Der Oberste Gerichtshof hat als Revisionsgericht in Arbeits- und Sozialrechtssachen durch den Senatspräsidenten des Obersten Gerichtshofes Dr. Maier als Vorsitzenden, durch die Hofräte des Obersten Gerichtshofes Dr. Spenling und Univ. Doz. Dr. Bydlinski sowie die fachkundigen Laienrichter Dr. Peter Zeitler und Mag. Michael Zawodsky als weitere Richter in der Arbeitsrechtssache der klagenden Partei Dragan M*****, vertreten durch Dr. Sebastian Mairhofer und Mag. Martha Gradl, Rechtsanwälte in Linz, wider die beklagte Partei T***** GmbH, *****, vertreten durch Dr. Bernhard Steinbüchler und Mag. Harald Mühlleitner, Rechtsanwälte in St. Florian, wegen EUR 147,05 sA, infolge ordentlicher Revision der beklagten Partei gegen das Urteil des Oberlandesgerichtes Linz als Berufungsgericht in Arbeits- und Sozialrechtssachen vom 20. April 2004, GZ 12 Ra 35/04k-12, mit dem das Urteil des Landesgerichtes Linz als Arbeits- und Sozialgericht vom 27. August 2003, GZ 6 Cga 118/03f-9, bestätigt wurde, in nichtöffentlicher Sitzung den

Beschluss

gefasst:

Spruch

Die Revision wird zurückgewiesen.

Die klagende Partei hat die Kosten ihrer Revisionsbeantwortung selbst zu tragen.

Text

Begründung:

Der Kläger war zunächst vom 9. 5. 2000 bis 5. 1. 2001 bei der beklagten Partei beschäftigt. Er erhielt damals eine Arbeitskleidung, die er nach der Beendigung des Arbeitsverhältnisses weder zurückgeben noch hiefür etwas bezahlen musste.

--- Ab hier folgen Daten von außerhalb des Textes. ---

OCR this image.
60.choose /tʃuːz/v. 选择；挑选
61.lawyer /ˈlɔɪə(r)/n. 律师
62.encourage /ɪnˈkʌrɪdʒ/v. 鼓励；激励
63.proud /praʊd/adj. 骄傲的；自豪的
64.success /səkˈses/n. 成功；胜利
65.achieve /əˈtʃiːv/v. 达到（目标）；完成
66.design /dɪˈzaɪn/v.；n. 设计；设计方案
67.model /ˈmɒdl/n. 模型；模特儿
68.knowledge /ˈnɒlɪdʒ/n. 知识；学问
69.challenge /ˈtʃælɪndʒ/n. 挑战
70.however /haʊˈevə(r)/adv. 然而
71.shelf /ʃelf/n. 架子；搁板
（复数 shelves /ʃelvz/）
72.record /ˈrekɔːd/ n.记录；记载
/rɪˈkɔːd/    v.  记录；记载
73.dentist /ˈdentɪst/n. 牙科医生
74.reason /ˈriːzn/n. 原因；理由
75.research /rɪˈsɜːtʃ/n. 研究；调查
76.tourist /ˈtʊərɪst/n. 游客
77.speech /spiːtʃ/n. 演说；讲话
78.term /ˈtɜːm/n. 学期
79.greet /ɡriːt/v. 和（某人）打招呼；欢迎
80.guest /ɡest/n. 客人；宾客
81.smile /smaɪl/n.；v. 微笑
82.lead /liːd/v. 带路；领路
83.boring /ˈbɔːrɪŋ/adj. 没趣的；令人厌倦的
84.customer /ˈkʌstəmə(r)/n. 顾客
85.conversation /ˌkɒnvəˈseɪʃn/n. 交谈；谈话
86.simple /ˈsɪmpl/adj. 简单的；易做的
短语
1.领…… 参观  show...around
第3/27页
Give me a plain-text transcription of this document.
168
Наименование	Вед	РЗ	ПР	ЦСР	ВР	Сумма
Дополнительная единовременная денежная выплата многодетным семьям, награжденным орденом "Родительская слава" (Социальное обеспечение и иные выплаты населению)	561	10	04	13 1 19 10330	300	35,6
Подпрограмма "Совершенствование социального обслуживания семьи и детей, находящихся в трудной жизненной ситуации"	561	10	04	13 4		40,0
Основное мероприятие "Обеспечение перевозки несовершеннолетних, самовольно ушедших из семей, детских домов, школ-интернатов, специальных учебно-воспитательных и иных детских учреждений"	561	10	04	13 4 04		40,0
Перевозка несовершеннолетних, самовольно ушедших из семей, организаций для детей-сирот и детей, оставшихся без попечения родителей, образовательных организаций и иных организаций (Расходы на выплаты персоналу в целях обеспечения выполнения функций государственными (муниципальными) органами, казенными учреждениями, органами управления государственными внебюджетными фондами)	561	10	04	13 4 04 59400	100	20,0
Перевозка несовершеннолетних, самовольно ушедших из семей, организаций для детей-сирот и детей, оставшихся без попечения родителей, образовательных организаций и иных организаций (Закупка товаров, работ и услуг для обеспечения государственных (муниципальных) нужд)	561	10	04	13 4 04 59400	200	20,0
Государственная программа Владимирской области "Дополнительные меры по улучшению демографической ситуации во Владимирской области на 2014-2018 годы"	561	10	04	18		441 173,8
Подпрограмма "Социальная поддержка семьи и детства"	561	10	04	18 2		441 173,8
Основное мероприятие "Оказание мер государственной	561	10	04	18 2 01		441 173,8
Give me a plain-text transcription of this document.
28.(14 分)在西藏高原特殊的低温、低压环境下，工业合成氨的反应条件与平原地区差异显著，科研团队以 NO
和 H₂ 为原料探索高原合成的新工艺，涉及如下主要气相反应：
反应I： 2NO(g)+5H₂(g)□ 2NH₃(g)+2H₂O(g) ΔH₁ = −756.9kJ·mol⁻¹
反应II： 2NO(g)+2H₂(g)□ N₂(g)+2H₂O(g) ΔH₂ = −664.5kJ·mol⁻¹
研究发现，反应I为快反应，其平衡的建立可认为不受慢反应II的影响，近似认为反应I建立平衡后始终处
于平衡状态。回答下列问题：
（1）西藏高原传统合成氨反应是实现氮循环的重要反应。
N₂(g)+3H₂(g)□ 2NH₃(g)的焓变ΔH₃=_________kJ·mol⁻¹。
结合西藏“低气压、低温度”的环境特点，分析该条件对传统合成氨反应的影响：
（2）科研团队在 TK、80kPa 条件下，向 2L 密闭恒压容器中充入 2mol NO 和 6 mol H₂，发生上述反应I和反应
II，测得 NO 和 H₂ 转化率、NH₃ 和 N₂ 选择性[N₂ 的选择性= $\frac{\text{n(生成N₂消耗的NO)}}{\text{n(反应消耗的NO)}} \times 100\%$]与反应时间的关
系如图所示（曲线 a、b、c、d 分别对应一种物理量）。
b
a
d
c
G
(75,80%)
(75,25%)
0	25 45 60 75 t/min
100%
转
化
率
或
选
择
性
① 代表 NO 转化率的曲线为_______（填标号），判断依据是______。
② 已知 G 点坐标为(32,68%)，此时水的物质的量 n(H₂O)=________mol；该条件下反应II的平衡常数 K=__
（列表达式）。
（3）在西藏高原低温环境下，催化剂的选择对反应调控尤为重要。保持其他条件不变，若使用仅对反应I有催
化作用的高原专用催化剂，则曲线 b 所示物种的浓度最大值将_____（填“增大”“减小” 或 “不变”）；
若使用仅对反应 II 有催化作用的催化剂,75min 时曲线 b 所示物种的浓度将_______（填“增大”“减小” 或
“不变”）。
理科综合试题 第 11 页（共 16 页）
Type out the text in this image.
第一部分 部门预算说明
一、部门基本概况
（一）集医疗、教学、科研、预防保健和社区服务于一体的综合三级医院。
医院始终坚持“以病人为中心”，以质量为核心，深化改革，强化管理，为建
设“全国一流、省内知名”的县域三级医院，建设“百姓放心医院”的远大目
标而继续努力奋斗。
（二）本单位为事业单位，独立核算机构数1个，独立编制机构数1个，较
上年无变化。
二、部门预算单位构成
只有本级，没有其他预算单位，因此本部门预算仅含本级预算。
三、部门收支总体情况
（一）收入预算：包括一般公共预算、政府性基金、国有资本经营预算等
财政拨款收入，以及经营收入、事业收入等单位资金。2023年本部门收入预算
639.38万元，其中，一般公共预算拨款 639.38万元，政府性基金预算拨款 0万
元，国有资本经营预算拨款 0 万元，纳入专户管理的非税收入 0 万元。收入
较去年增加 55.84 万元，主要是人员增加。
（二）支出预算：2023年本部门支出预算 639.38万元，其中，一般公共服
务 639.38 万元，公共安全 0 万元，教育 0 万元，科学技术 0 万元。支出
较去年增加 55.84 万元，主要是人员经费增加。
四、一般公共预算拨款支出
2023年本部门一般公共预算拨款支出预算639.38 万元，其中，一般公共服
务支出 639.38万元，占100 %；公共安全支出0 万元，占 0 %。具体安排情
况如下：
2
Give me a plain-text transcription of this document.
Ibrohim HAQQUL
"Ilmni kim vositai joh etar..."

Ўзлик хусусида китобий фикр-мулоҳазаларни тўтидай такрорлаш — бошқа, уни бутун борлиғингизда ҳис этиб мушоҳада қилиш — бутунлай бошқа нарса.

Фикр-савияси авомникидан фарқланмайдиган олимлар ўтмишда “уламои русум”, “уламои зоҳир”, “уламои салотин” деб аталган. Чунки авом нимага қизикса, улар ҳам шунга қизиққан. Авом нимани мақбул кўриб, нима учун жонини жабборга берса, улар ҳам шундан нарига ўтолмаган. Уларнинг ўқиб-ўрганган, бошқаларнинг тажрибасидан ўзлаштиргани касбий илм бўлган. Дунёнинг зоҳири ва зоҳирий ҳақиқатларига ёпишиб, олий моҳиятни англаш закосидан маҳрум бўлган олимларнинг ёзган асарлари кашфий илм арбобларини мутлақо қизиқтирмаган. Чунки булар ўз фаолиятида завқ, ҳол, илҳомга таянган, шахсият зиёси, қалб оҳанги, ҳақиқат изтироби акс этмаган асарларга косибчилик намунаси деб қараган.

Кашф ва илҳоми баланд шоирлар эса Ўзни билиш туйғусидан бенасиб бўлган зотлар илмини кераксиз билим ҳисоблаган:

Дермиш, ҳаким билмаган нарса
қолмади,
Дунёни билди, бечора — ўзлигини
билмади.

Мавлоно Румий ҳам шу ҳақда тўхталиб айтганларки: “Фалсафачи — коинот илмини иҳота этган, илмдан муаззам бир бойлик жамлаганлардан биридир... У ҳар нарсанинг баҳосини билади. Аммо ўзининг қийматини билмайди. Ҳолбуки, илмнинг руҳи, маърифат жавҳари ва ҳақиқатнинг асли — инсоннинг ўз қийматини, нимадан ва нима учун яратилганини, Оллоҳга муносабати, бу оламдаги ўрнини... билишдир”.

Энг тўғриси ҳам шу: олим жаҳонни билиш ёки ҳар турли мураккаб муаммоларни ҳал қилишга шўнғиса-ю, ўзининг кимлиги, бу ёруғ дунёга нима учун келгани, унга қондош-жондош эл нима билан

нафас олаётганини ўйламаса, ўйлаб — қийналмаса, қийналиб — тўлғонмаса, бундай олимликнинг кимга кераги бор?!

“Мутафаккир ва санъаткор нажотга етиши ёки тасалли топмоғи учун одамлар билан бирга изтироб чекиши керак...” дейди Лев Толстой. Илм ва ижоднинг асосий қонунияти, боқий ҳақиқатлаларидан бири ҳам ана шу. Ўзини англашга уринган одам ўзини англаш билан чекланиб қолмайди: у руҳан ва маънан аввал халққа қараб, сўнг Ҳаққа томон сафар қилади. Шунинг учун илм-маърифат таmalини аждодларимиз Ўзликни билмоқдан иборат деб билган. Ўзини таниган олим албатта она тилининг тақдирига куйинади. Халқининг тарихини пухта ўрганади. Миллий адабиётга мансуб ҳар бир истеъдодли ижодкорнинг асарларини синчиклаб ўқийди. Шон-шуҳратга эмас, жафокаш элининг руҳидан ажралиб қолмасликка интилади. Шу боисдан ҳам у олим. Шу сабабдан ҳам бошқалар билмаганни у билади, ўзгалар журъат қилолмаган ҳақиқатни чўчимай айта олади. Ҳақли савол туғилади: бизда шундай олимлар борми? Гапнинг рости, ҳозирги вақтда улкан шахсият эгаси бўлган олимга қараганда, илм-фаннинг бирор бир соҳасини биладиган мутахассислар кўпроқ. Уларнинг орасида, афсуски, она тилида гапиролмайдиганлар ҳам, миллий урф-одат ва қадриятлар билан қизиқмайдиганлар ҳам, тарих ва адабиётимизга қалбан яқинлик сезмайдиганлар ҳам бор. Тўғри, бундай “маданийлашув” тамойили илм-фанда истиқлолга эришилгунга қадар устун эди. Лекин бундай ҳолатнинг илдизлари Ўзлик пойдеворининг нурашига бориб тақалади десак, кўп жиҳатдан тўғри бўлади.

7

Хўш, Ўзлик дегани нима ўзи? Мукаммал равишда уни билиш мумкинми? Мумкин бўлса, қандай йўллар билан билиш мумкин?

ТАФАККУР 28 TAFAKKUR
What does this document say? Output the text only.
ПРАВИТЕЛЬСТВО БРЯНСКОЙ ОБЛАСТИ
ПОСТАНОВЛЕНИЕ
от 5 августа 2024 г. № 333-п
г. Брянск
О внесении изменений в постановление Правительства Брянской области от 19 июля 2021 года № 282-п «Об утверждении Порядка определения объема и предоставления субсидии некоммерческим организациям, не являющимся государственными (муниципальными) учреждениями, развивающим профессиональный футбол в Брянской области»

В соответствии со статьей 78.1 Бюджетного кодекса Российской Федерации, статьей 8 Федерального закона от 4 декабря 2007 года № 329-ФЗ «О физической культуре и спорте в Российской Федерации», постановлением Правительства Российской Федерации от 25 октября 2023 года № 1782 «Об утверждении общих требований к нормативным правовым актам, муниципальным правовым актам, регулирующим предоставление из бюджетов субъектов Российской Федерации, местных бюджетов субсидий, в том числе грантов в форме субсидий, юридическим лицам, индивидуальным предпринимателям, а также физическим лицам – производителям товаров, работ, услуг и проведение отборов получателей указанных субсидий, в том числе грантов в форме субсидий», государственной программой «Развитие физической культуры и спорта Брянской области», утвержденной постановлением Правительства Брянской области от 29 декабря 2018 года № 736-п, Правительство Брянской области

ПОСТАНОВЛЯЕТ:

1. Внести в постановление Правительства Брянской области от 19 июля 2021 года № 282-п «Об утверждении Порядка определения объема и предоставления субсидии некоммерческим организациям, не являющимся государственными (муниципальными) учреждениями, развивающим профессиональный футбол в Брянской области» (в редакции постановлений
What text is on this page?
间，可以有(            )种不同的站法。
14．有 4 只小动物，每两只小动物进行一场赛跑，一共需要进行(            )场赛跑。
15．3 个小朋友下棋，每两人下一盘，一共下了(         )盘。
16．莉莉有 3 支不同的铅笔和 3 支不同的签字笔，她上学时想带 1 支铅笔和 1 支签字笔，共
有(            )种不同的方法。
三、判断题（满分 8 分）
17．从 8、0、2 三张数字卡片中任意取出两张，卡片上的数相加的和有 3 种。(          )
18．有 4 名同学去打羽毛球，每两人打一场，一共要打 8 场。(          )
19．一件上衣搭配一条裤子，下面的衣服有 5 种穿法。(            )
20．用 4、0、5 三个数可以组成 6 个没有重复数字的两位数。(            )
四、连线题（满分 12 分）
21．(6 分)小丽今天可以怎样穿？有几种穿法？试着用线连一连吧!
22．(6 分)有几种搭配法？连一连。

Ab 9. 10. 2002 war der Kläger neuerlich bei der beklagten Partei beschäftigt. Wiederum wurden ihm diverse Arbeitskleidung sowie ein Schutzhelm ausgefolgt. Über diesen Vorgang stellte die beklagte Partei zwei Übernahmescheine aus, die der Kläger jeweils unterfertigte, ohne sie durchzulesen. Die Übernahmescheine enthalten folgenden Passus: "Wird das Dienstverhältnis innerhalb von 6 Monaten ab Ausgabedatum beendet, wird übernommene Arbeits- und Schutzbekleidung vom Lohn in Abzug gebracht". Auf diesen Umstand wurde der Kläger bei der Ausfolgung der Arbeitskleidung von der beklagten Partei nicht hingewiesen. Das (zweite) Arbeitsverhältnis endete am 20. 12. 2002 durch Arbeitgeberkündigung, da die Baustelle, auf der der Kläger eingesetzt war, mit den Weihnachtsfeiertagen geendet hat. Der Kläger versuchte anschließend mehrmals, die ihm zur Verfügung gestellte Arbeitskleidung zurückzugeben. Die beklagte Partei wollte aber lediglich den Schutzhelm, nicht jedoch die Arbeitskleidung zurücknehmen. Der Kläger wiederum war nur bereit, die gesamte Ausrüstung zurückzugeben. Schließlich zog die beklagte Partei von der Endabrechnung EUR 147,05 netto ab. Bei diesem Betrag handelt es sich um die Einkaufspreise der beklagten Partei für die Arbeitskleidung und den Schutzhelm.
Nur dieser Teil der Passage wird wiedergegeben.